Moritz alerted supervisors March 8 to her retirement Friday. At the supervisors’ April 15 meeting, board chairman Beck acknowledged her three-line retirement letter, and said supervisors would begin planning the succession process.
State law allows county supervisors to name an interim successor from the party of their choice. The interim will serve at most until the 2022 general election. The only requirement for an interim is residency in the county for at least 60 days.
Until an interim is selected, county treasurer Mike Fennelly will oversee auditor functions.
Beck said he’s awaiting guidance from assistant county attorney Rob Cusack.
“It’s not a matter of what you or I or anybody reads. We need our attorney’s opinion,” Beck said Monday. “We know everybody is looking at this.”
Scott County voters have elected Democrats as auditor for the past four decades. Democrat Karen Fitzsimmons succeeded Republican George Oxley in 1977.

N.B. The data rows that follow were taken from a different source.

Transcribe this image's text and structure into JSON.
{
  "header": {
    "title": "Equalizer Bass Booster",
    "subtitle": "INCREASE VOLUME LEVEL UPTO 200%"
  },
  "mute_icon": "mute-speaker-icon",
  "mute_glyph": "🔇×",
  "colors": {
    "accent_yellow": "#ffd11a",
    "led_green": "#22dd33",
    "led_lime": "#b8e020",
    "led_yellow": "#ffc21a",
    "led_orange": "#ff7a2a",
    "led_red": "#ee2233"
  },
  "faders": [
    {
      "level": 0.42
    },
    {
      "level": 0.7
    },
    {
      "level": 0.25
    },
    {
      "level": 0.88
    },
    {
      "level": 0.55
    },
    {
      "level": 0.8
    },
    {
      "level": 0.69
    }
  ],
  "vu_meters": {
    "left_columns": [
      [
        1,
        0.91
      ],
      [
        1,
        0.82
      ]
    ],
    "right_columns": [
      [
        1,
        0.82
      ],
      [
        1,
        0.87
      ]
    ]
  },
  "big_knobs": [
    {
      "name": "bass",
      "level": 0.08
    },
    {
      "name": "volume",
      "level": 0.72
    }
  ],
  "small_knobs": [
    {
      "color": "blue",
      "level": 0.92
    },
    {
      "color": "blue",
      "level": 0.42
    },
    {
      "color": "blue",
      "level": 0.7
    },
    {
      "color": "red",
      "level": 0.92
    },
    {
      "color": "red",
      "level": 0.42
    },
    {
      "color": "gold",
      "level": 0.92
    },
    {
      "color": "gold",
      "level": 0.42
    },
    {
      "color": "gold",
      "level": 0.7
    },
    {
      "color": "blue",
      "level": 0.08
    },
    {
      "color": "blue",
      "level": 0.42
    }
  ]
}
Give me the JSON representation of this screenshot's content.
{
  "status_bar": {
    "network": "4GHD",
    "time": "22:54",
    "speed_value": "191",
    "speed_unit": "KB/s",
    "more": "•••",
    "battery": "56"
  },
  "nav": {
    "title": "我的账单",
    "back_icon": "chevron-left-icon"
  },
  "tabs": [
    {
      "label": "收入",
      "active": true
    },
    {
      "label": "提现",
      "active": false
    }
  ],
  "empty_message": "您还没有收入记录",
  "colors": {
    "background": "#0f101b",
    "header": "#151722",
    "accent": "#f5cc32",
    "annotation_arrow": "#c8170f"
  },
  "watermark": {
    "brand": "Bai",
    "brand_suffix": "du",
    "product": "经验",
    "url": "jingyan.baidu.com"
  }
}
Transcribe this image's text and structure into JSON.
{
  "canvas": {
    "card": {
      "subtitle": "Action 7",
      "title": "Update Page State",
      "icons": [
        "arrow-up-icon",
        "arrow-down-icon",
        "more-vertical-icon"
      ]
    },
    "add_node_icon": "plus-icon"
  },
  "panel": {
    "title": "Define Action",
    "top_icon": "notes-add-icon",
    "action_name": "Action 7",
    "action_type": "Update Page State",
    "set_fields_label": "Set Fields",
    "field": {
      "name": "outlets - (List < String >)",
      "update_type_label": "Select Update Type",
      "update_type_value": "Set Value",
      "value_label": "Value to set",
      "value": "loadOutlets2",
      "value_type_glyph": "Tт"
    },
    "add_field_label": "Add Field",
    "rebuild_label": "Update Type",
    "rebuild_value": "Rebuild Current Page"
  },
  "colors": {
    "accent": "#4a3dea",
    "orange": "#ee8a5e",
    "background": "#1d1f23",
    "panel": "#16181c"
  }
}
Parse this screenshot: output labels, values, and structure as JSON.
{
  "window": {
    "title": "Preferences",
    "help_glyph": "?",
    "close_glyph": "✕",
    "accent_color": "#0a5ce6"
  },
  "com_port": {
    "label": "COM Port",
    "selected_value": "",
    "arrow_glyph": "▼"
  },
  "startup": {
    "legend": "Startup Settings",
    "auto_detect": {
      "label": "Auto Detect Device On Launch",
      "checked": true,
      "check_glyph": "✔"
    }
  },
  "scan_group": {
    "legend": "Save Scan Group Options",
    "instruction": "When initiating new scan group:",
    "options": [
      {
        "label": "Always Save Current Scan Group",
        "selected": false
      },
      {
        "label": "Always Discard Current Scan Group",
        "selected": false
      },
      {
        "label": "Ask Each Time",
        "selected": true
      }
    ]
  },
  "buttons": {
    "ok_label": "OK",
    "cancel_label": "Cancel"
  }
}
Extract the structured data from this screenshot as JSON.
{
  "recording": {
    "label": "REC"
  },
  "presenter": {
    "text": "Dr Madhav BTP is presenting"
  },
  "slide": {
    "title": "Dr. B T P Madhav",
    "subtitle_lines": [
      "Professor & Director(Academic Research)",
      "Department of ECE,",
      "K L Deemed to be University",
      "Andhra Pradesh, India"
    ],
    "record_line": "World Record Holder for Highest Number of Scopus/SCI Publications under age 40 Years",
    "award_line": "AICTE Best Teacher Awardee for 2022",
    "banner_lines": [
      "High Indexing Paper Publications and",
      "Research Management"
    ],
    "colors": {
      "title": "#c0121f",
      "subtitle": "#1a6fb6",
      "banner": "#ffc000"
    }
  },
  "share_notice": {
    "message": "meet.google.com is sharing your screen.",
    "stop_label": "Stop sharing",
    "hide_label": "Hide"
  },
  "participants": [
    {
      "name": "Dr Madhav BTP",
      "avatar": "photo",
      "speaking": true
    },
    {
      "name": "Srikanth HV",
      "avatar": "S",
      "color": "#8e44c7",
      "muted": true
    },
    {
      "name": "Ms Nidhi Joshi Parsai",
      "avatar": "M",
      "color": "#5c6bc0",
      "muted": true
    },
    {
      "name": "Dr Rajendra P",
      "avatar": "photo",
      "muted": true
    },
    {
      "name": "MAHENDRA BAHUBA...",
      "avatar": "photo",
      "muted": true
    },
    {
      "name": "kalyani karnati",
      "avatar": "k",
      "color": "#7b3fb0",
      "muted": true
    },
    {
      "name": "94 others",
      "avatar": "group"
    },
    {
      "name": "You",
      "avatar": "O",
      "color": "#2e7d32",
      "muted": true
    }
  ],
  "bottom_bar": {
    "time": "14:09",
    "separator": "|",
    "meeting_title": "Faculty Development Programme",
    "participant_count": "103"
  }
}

Fitzsimmons died in office in 2008, and supervisors appointed Wes Rostenbach until the fall election. Moritz won the 2008 election and was easily re-elected three times, the last time in 2020 with only write-in opposition. Unopposed on the ballot, Moritz garnered 66,507 votes, more than anyone else during Scott County’s best election turnout on record.
Moritz in March said she was nearing retirement, and set this date because of concerns about legislative and county supervisor decisions that will make the job tougher. Supervisors last year challenged her authority to mail early ballot requests. State legislators this year enacting new felony punishments just for auditors convicted of some new, election-related crimes.
The same bill, sponsored by state Sen. Roby Smith, R-Bettendorf, also affects Scott County auditor transition.
The bill lengthened an interim appointment through the next general election, which will be in November 2022. Previously, Iowa law required voters to fill vacancies at the next election, which would have been this year’s Nov. 2 school and city council ballots.
The law allows voters to petition for a special election. But Smith’s bill set a new, 14-day limit for passing petitions.
State law requires petitions totaling 10 percent of votes cast in the last supervisor election. That record 93,503 voter turnout means 9,350 signatures are needed in the two weeks following the interim appointment.
Deputy auditor Roland Caldwell said that new requirement would be impossible to meet in two weeks.
Iowa law permits supervisors to schedule a quicker special election, as soon as 32 days after the county officially discloses the vacancy in NSP public notices.
Caldwell said he intends to remain on duty after Moritz and elections deputy Richard Bauer retire this year.
He said auditor staff planned to meet with county treasurer Fennelly this week to go over duties he’ll oversee until an interim is named, or an election scheduled.
Auditor’s duties this year include running municipal and school board elections, as well as implementing redistricting tied to the decennial census.